Kant constructed his ethics on the basis of his critique of theoretical reason. His initial assumption showed the influence of the French philosopher J. -J. Rousseau: the conviction that every individual is an end in himself and should in no way be seen as the means for carrying out any task whatever, even one for the general good. Kant declared the fundamental law of ethics to be the internal directive or “categorical imperative” requiring that one be guided by the purely formal rule: to act always according to a maxim that could become a universal law; or, in another formulation, to act in such a way that you always behave toward humanity—in both your own person and the person of others—as an end and not only as a means.
In aesthetics Kant reduced the beautiful to “disinterested” pleasure that does not depend on whether the object portrayed in the work of art exists or does not exist but that is conditioned only by its form. However, Kant could not consistently maintain his formalism: despite the formal character of the categorical imperative, in his ethics he advanced the principle of the value as an end in himself of every man; and despite the formalism of his conception of the beautiful, in his aesthetics he declared the highest form of art to be poetry, since it ascends to the portrayal of the ideal.
Kant’s ideas on the role of antagonisms in the historical process of the life of society were progressive. According to Kant, the attainment of the greatest goal of humanity, universal legal civil status, was possible only through the action of forces that seem to be the source only of struggle and enmity. Along with this, a state of perpetual peace among all states was to be attained. Kant considered the means for establishing and preserving peace to be the development of international trade and contacts, with their mutual advantages for various states.

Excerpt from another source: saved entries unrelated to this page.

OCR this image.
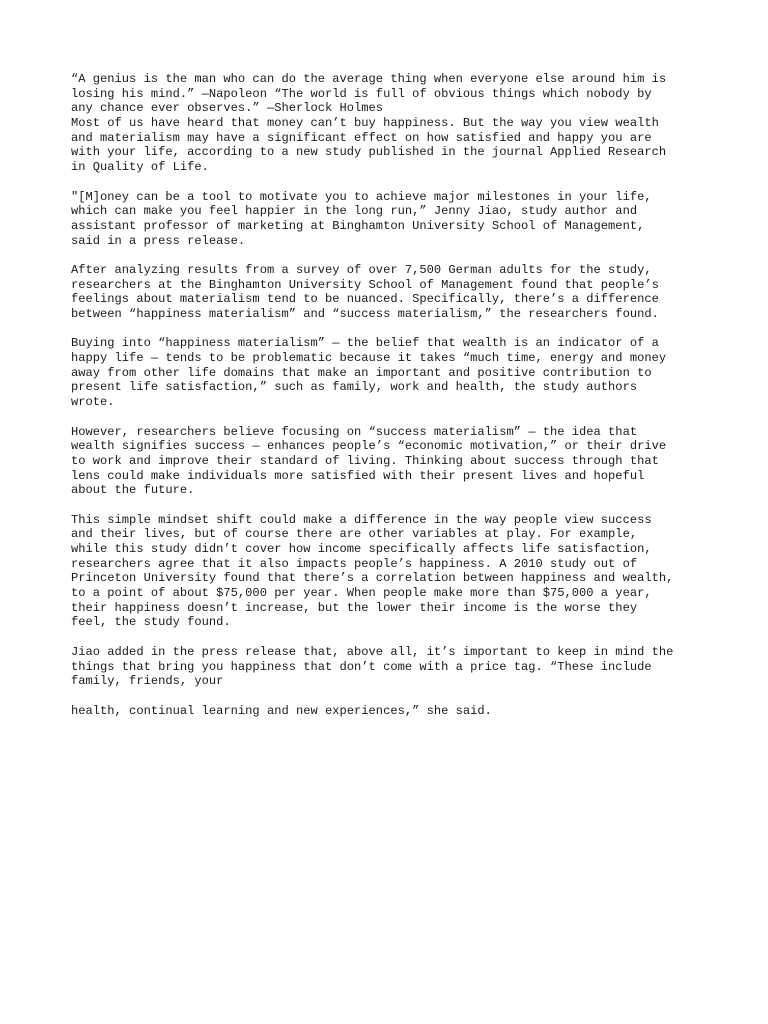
“A genius is the man who can do the average thing when everyone else around him is
losing his mind.” —Napoleon “The world is full of obvious things which nobody by
any chance ever observes.” —Sherlock Holmes
Most of us have heard that money can’t buy happiness. But the way you view wealth
and materialism may have a significant effect on how satisfied and happy you are
with your life, according to a new study published in the journal Applied Research
in Quality of Life.
"[M]oney can be a tool to motivate you to achieve major milestones in your life,
which can make you feel happier in the long run,” Jenny Jiao, study author and
assistant professor of marketing at Binghamton University School of Management,
said in a press release.
After analyzing results from a survey of over 7,500 German adults for the study,
researchers at the Binghamton University School of Management found that people’s
feelings about materialism tend to be nuanced. Specifically, there’s a difference
between “happiness materialism” and “success materialism,” the researchers found.
Buying into “happiness materialism” — the belief that wealth is an indicator of a
happy life — tends to be problematic because it takes “much time, energy and money
away from other life domains that make an important and positive contribution to
present life satisfaction,” such as family, work and health, the study authors
wrote.
However, researchers believe focusing on “success materialism” — the idea that
wealth signifies success — enhances people’s “economic motivation,” or their drive
to work and improve their standard of living. Thinking about success through that
lens could make individuals more satisfied with their present lives and hopeful
about the future.
This simple mindset shift could make a difference in the way people view success
and their lives, but of course there are other variables at play. For example,
while this study didn’t cover how income specifically affects life satisfaction,
researchers agree that it also impacts people’s happiness. A 2010 study out of
Princeton University found that there’s a correlation between happiness and wealth,
to a point of about $75,000 per year. When people make more than $75,000 a year,
their happiness doesn’t increase, but the lower their income is the worse they
feel, the study found.
Jiao added in the press release that, above all, it’s important to keep in mind the
things that bring you happiness that don’t come with a price tag. “These include
family, friends, your
health, continual learning and new experiences,” she said.
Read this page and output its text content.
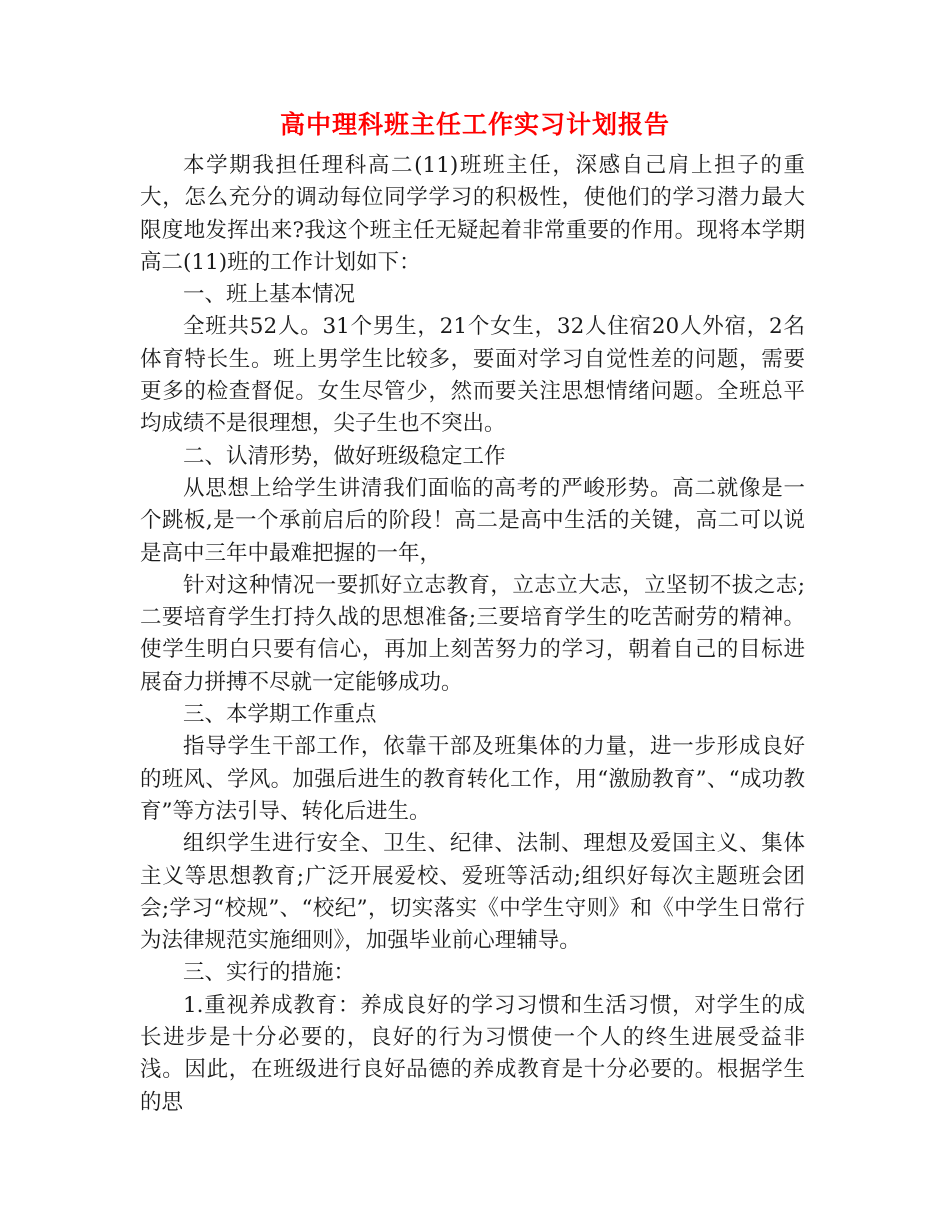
高中理科班主任工作实习计划报告

本学期我担任理科高二(11)班班主任，深感自己肩上担子的重大，怎么充分的调动每位同学学习的积极性，使他们的学习潜力最大限度地发挥出来?我这个班主任无疑起着非常重要的作用。现将本学期高二(11)班的工作计划如下：

一、班上基本情况

全班共52人。31个男生，21个女生，32人住宿20人外宿，2名体育特长生。班上男学生比较多，要面对学习自觉性差的问题，需要更多的检查督促。女生尽管少，然而要关注思想情绪问题。全班总平均成绩不是很理想，尖子生也不突出。

二、认清形势，做好班级稳定工作

从思想上给学生讲清我们面临的高考的严峻形势。高二就像是一个跳板,是一个承前启后的阶段！高二是高中生活的关键，高二可以说是高中三年中最难把握的一年，

针对这种情况一要抓好立志教育，立志立大志，立坚韧不拔之志;二要培育学生打持久战的思想准备;三要培育学生的吃苦耐劳的精神。使学生明白只要有信心，再加上刻苦努力的学习，朝着自己的目标进展奋力拼搏不尽就一定能够成功。

三、本学期工作重点

指导学生干部工作，依靠干部及班集体的力量，进一步形成良好的班风、学风。加强后进生的教育转化工作，用“激励教育”、“成功教育”等方法引导、转化后进生。

组织学生进行安全、卫生、纪律、法制、理想及爱国主义、集体主义等思想教育;广泛开展爱校、爱班等活动;组织好每次主题班会团会;学习“校规”、“校纪”，切实落实《中学生守则》和《中学生日常行为法律规范实施细则》，加强毕业前心理辅导。

三、实行的措施：

1.重视养成教育：养成良好的学习习惯和生活习惯，对学生的成长进步是十分必要的，良好的行为习惯使一个人的终生进展受益非浅。因此，在班级进行良好品德的养成教育是十分必要的。根据学生的思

Although Kant’s theories contained abundant contradictions, they exerted an enormous influence on the later development of scientific and philosophical thought. By his theories on the antinomies of reason, Kant played an outstanding role in the development of dialectics. Philosophers of the most diverse tendencies have both criticized Kant and tried to develop his ideas. Neo-Kantianism, which arose in the 1860’s, tried to elaborate a system of idealism on the basis of Kant’s ideas. The dual character of Kant’s philosophy, which allowed it to be criticized both from the right and from the left, was noted by the classical writers of Marxism-Leninism, who highly valued its positive aspects while criticizing its subjective idealist and agnostic tendencies (see V. I. Lenin, Poln. sobr. sock, 5th ed., vol. 18, pp. 202–14). Karl Marx considered that in terms of its social content Kant’s philosophy was a German theory of the French bourgeois revolution (see K. Marx and F. Engels, Sock, 2nd ed., vol. 3, p. 184).